About a dozen babies were weighed and measured at the Center school Tuesday.

August 15

Mrs. James Eagleson of South Main street received word from her son, John A Eagleson, Saturday evening, that he had been gassed and wounded in the hip by shrapnel and was in a hospital behind the firing line on July 16, which is the date of the letter. Young Eagleson is a member of Battery C, Tenth Field Artillery.
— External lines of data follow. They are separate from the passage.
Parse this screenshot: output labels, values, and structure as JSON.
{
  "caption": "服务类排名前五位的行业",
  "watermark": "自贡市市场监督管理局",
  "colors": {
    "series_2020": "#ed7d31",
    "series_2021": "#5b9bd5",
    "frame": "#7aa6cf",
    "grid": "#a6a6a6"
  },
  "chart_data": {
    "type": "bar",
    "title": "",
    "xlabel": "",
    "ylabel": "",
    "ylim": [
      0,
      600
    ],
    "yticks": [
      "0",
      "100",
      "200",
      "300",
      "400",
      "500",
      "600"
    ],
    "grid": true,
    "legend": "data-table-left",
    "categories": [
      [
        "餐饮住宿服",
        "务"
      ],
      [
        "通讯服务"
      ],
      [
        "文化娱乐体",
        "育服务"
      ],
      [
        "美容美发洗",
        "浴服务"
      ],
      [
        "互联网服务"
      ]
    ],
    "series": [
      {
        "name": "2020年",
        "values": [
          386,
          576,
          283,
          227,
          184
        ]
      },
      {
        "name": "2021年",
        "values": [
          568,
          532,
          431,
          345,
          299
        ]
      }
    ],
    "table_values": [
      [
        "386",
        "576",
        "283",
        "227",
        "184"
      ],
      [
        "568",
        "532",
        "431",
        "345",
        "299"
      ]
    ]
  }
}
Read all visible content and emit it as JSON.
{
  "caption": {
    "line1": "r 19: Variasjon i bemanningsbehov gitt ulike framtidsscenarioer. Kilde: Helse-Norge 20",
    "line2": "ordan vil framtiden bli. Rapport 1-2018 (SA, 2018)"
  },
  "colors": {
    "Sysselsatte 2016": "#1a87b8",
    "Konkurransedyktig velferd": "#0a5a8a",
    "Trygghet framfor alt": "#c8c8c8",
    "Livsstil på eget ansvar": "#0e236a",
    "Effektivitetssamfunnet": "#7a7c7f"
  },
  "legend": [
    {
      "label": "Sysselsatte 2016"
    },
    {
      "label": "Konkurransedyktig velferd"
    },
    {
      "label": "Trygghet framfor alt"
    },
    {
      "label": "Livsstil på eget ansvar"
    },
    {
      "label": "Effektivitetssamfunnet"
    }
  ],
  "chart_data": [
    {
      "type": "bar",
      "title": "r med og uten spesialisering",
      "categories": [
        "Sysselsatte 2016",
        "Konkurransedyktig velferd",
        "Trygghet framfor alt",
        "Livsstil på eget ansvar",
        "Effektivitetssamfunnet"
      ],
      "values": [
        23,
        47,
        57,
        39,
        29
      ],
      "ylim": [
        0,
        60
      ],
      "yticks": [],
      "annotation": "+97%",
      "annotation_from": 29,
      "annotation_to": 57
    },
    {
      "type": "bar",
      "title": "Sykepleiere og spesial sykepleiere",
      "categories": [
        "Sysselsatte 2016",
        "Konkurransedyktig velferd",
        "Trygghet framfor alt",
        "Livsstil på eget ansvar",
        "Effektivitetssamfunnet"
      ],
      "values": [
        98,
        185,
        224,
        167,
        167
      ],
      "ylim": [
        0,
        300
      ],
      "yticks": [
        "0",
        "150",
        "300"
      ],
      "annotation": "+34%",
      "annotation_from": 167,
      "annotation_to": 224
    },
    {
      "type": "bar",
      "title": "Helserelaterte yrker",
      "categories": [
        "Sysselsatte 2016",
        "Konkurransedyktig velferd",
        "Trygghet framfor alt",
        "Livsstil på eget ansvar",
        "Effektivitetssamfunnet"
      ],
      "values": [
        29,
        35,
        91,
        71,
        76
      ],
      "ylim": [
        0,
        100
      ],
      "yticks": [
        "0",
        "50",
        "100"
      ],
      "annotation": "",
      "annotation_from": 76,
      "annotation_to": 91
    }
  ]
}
In a recent letter of July 30, Eagleson writes that he has recovered and was back on the firing line. [This was the Second Battle of the Marne.]

The labor situation in this town is getting rather acute as the cold weather approaches and the tobacco remains unharvested. …It is said that some of the more anxious farmers have bid as much a $10 a day for good men, but most of the good men stand by their contracts and cannot be bought.

August 20

Word has been received here that Earl W. Maloney, a graduate of the Suffield School in the class of 1914, …has been awarded the Croix de Guerre by a French divisional commander for distinguishing himself in recent fighting in France. …During his service in France, which is now over a year, he had been driving an ambulance.

August 27

Arthur G. Bissell of this place has entered his Holstein-Fresian bull, King Prilly Feyne, at the Connecticut Fair in Hartford next week. This is probably the best bull ever owned in this town, as its immediate ancestors are the top-notchers of the Holstein-Fresian breed. He is the son of a four times 30-lb. cow and the sensationally bred King Pontiac Hengerfeld Feyne. The records of his dam and sire’s dam average butter, 7 days 40.68 pounds.